Danny was strongly influenced by his father and grandmother, who both taught music for over 40 years. Danny brings his high-intensity fiddle and leading singing to Rock Hearts, although he now travels from his new home in Eugene, Oregon.

Rounding out the band is Rick Brodsky on bass, although he is a multi-instrumentalist who has played many genres of music. Rick has been a regular bassist on the New York/Connecticut bluegrass scene for many years.

The band’s first big gig as Rock Hearts was playing at the Pemi Valley Bluegrass Festival in New Hampshire. 

“After that, opportunities began popping up for us to play,” says Alex. Citing “God’s invisible picture,” Alex says that the path to producing the band’s first LP was an interesting one. 

“Joe has gone to the Banjothon in Knoxville for many years, and one year he took me with him. We had a great time and got to know producer Ned Lubrecki. Rock Hearts wanted to put together a sampler to get out to promoters, and we met Steve Mougin of Dark Shadow Studios in Nashville. Things started lining up perfectly.”

The band released their debut album, Starry Southern Nights, produced by Ned Lubrecki, on October 30. The self-released LP opens with a hard-driving track, 99 Year Blues. The seven remaining tracks include three originals. Joe Deetz shines in his banjo instrumental, Juxtaposed. There is an elegant cover of Townes van Zandt’s Don’t Take it Too Bad. The last track, Stagger Lee, has a lot of history attached to it. First published in 1911, the song is about a murdering pimp. It was first recorded in 1923 by Fred Waring’s Pennsylvanians and made the Billboard Hot 100 list in 1959 with Lloyd Price’s version of the song. Stagger Lee has been recorded by many artists over the years, from the Grateful Dead to Nick Cave. Rock Heart’s version of the song and the Rock Heart’s version leaves listeners wishing there were more than just eight tracks on their debut CD.

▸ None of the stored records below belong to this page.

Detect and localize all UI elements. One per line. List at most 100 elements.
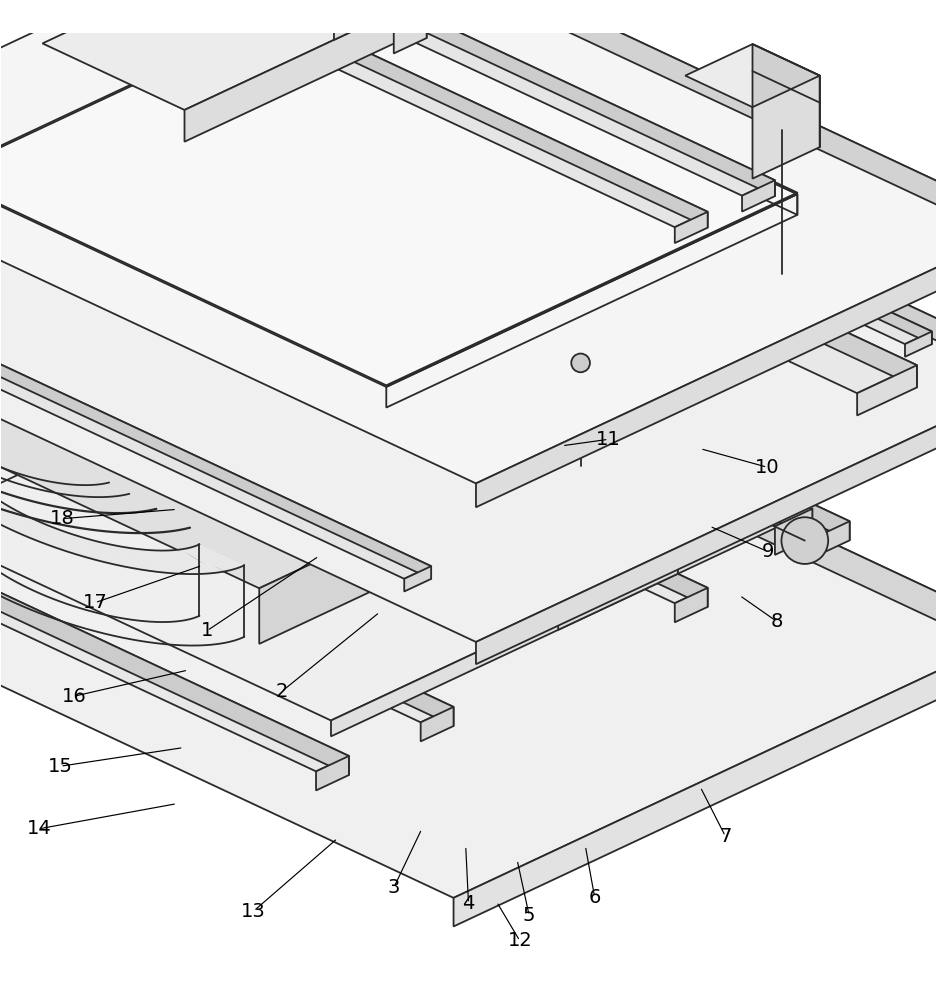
- Polygon shape: [396, 320, 769, 495]
- Text: 6: 6: [588, 888, 600, 907]
- Polygon shape: [0, 511, 22, 523]
- Polygon shape: [0, 427, 453, 722]
- Polygon shape: [102, 289, 122, 333]
- Polygon shape: [0, 502, 7, 510]
- Polygon shape: [0, 176, 936, 898]
- Polygon shape: [318, 285, 341, 375]
- Polygon shape: [674, 588, 707, 622]
- Polygon shape: [759, 484, 812, 537]
- Polygon shape: [252, 0, 774, 196]
- Polygon shape: [184, 0, 707, 228]
- Polygon shape: [166, 550, 205, 574]
- Polygon shape: [202, 0, 292, 33]
- Polygon shape: [453, 632, 936, 926]
- Text: 10: 10: [754, 458, 779, 477]
- Polygon shape: [393, 0, 426, 38]
- Polygon shape: [155, 550, 190, 574]
- Polygon shape: [181, 549, 224, 572]
- Polygon shape: [193, 546, 240, 569]
- Polygon shape: [252, 241, 849, 540]
- Polygon shape: [144, 550, 174, 573]
- Polygon shape: [219, 0, 774, 196]
- Text: 7: 7: [719, 827, 731, 846]
- Polygon shape: [161, 551, 197, 574]
- Text: 9: 9: [760, 542, 773, 561]
- Polygon shape: [315, 756, 348, 790]
- Polygon shape: [13, 519, 40, 534]
- Polygon shape: [185, 548, 229, 572]
- Polygon shape: [603, 388, 677, 518]
- Polygon shape: [420, 707, 453, 741]
- Polygon shape: [259, 448, 558, 644]
- Polygon shape: [0, 199, 207, 297]
- Polygon shape: [65, 289, 132, 355]
- Text: 18: 18: [50, 509, 74, 528]
- Polygon shape: [420, 311, 518, 357]
- Polygon shape: [674, 212, 707, 243]
- Circle shape: [781, 517, 827, 564]
- Polygon shape: [558, 518, 677, 630]
- Polygon shape: [0, 250, 132, 320]
- Polygon shape: [0, 505, 11, 514]
- Polygon shape: [348, 241, 431, 486]
- Polygon shape: [222, 0, 363, 26]
- Polygon shape: [138, 549, 167, 573]
- Text: 15: 15: [48, 757, 73, 776]
- Polygon shape: [304, 22, 936, 394]
- Polygon shape: [856, 365, 916, 415]
- Polygon shape: [0, 286, 431, 579]
- Polygon shape: [171, 550, 212, 574]
- Polygon shape: [110, 308, 707, 607]
- Polygon shape: [0, 223, 154, 321]
- Polygon shape: [423, 328, 446, 355]
- Polygon shape: [42, 0, 438, 110]
- Polygon shape: [737, 309, 916, 393]
- Polygon shape: [184, 0, 438, 142]
- Polygon shape: [72, 289, 122, 312]
- Circle shape: [571, 354, 590, 372]
- Polygon shape: [30, 525, 53, 542]
- Polygon shape: [49, 530, 66, 548]
- Polygon shape: [124, 307, 154, 337]
- Polygon shape: [0, 508, 17, 519]
- Polygon shape: [112, 545, 131, 568]
- Polygon shape: [219, 241, 849, 537]
- Polygon shape: [333, 355, 468, 497]
- Polygon shape: [0, 499, 1, 506]
- Polygon shape: [27, 199, 207, 299]
- Polygon shape: [255, 16, 292, 62]
- Polygon shape: [99, 542, 113, 564]
- Polygon shape: [50, 250, 132, 324]
- Text: 4: 4: [461, 894, 475, 913]
- Polygon shape: [0, 294, 558, 588]
- Text: 11: 11: [595, 430, 621, 449]
- Text: 5: 5: [522, 906, 534, 925]
- Polygon shape: [85, 538, 95, 560]
- Polygon shape: [176, 549, 218, 573]
- Polygon shape: [184, 285, 341, 358]
- Polygon shape: [629, 409, 726, 455]
- Polygon shape: [39, 527, 59, 545]
- Polygon shape: [267, 241, 431, 318]
- Polygon shape: [207, 295, 341, 438]
- Polygon shape: [307, 51, 931, 344]
- Polygon shape: [76, 536, 86, 557]
- Polygon shape: [752, 44, 819, 147]
- Polygon shape: [66, 534, 80, 554]
- Polygon shape: [330, 503, 794, 736]
- Polygon shape: [150, 550, 183, 574]
- Polygon shape: [0, 514, 28, 527]
- Polygon shape: [408, 0, 438, 5]
- Polygon shape: [240, 0, 292, 45]
- Text: 14: 14: [26, 819, 51, 838]
- Polygon shape: [189, 547, 235, 570]
- Polygon shape: [297, 0, 438, 23]
- Polygon shape: [446, 344, 468, 434]
- Text: 16: 16: [62, 687, 86, 706]
- Text: 8: 8: [769, 612, 782, 631]
- Polygon shape: [229, 294, 558, 504]
- Polygon shape: [77, 308, 707, 603]
- Polygon shape: [311, 344, 468, 418]
- Polygon shape: [684, 44, 819, 107]
- Polygon shape: [403, 566, 431, 592]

“Music transcends all generations and genres,” says Alex, who wrote the title track of the CD. “I wrote it when I lived in Nashville. I saw an older gentleman dance by himself during a bluegrass night at a local bar. I started writing down what I was seeing and wrote a song about a man who danced to stay connected to his deceased wife. I wrote it like a mini-movie, and I’m happy to say it’s been a crowd favorite.”